Environmental Constraints


This current project task includes preparing an Environmental Impact Statement (EIS) in compliance with the National Environmental Policy Act (NEPA) of 1969.

Environmental Considerations

Land Use - The study area consists of a mix of residential, industrial, commercial, recreational, and public/quasi-public land uses. The project will examine the potential impacts of the various alternatives on these uses.

Socioeconomics - Potential impacts upon the study area's population, particularly low-income and minority populations, will be carefully examined. Related to this area is an analysis of Environmental Justice issues to ensure that impacts are appropriately avoided, addressed and mitigated where possible.

Visual - Any potential visual impacts to the existing natural and built environment from the proposed structures, roadways and other project elements will be thoroughly examined. Particular attention will be given to significant visual landmarks at highly visible locations within the study area.

Ecology - Impacts of the alternatives on water quality and aquatic ecology, threatened and endangered species, wildlife, and upland vegetation will be carefully assessed.

Wetlands - The wetlands to be investigated in the study are associated with two separate watersheds: Big Timber Creek and Little Timber Creek. Both creek systems are tidally influenced but have tidal wetland/marsh areas and fresh water wetlands within the limits of the study area. Big Timber Creek has one sub-watershed located in the study area, an unnamed ephemeral (storm event) stream with restricted flow during dry seasons. This stream flows through fresh water wetlands in the upstream reaches and a tidal wetland/marsh downstream, where it joins Big Timber Creek.

Air - Air quality in the study area currently meets U.S. Environmental Protection Agency air quality levels, including meeting "attainment" standards for carbon monoxide levels. All criteria pollutants will be examined in the environmental studies.

Noise - The Federal Highway Administration (FWHA) has established noise level guidelines and noise analysis procedures. The FHWA Noise Abatement Criteria (NAC) defines noise level guidelines for different land-use activities. The noise sensitive sites within project limits include residences, schools, places of worship, recreational areas and commercial/industrial land use activities. Noise levels will be determined for present and future considerations.

Recreation and Community Resources - The study area includes seven publicly owned recreation facilities. These publicly owned recreation facilities include parks, school playgrounds and ball fields.
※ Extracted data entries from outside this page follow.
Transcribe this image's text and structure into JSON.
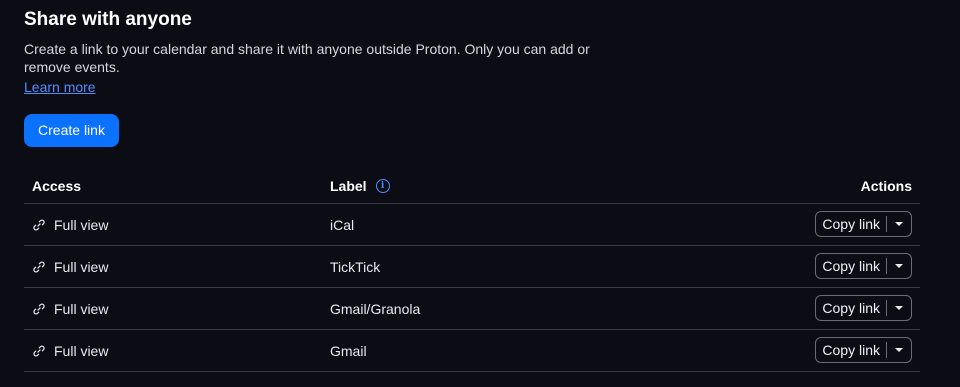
{
  "section": {
    "title": "Share with anyone",
    "description": "Create a link to your calendar and share it with anyone outside Proton. Only you can add or remove events.",
    "learn_more": "Learn more",
    "create_button": "Create link"
  },
  "table": {
    "headers": {
      "access": "Access",
      "label": "Label",
      "actions": "Actions"
    },
    "rows": [
      {
        "access": "Full view",
        "label": "iCal",
        "action": "Copy link"
      },
      {
        "access": "Full view",
        "label": "TickTick",
        "action": "Copy link"
      },
      {
        "access": "Full view",
        "label": "Gmail/Granola",
        "action": "Copy link"
      },
      {
        "access": "Full view",
        "label": "Gmail",
        "action": "Copy link"
      }
    ]
  },
  "icons": {
    "info": "info-icon",
    "link": "link-icon",
    "dropdown": "chevron-down-icon"
  },
  "colors": {
    "background": "#0c0c14",
    "accent": "#0a72ff",
    "link": "#4f8dff"
  }
}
Historic Architecture -For historic resources, environmental constraints would include those historic buildings, structures, objects, or districts that have been listed in, determined eligible for listing in, or are potentially eligible for listing in the National Register of Historic Places and the New Jersey Register of Historic Places.

Archaeology - The potential for archaeological resources within the
I-295/I-76/Route 42 Reconstruction project area may be found within lands on the north and south side of Little Timber Creek and I-295 east of the interchange, land on the north and south side of Little Timber Creek to the west of the I-295 southbound merge to I-76, and lands adjacent to Big Timber Creek and I-295 west of I-76 and Route 42.

Predictive models are used to assess the level of potential for archaeological remains in an area. They utilize information collected from previous excavations to create a pattern of how early peoples lived in the I-295/I-76/Route 42 Reconstruction and EIS project area.

Archaeological finds were displayed at both Annunciation School on Browning Road in Bellmawr and at two Public Information Centers in November 2004 and June 2005.

For both prehistoric Native Americans and Euro-American inhabitants, their tools, food remains, and shelter provide clues to their subsistence practices, social organizations and surrounding land use. By comparing and contrasting the types of artifacts, the location of the finds, and other variables, a temporal and spatial model is created illustrating how prehistoric and historic peoples existed in an area over a period of time.

Selected alternatives for environmental considerations listed will be analyzed for all of the environmental disciplines listed above. In addition, improvements to traffic flow, reduction in accidents, impact to the local traffic network, maintain ability and construction cost will be considered.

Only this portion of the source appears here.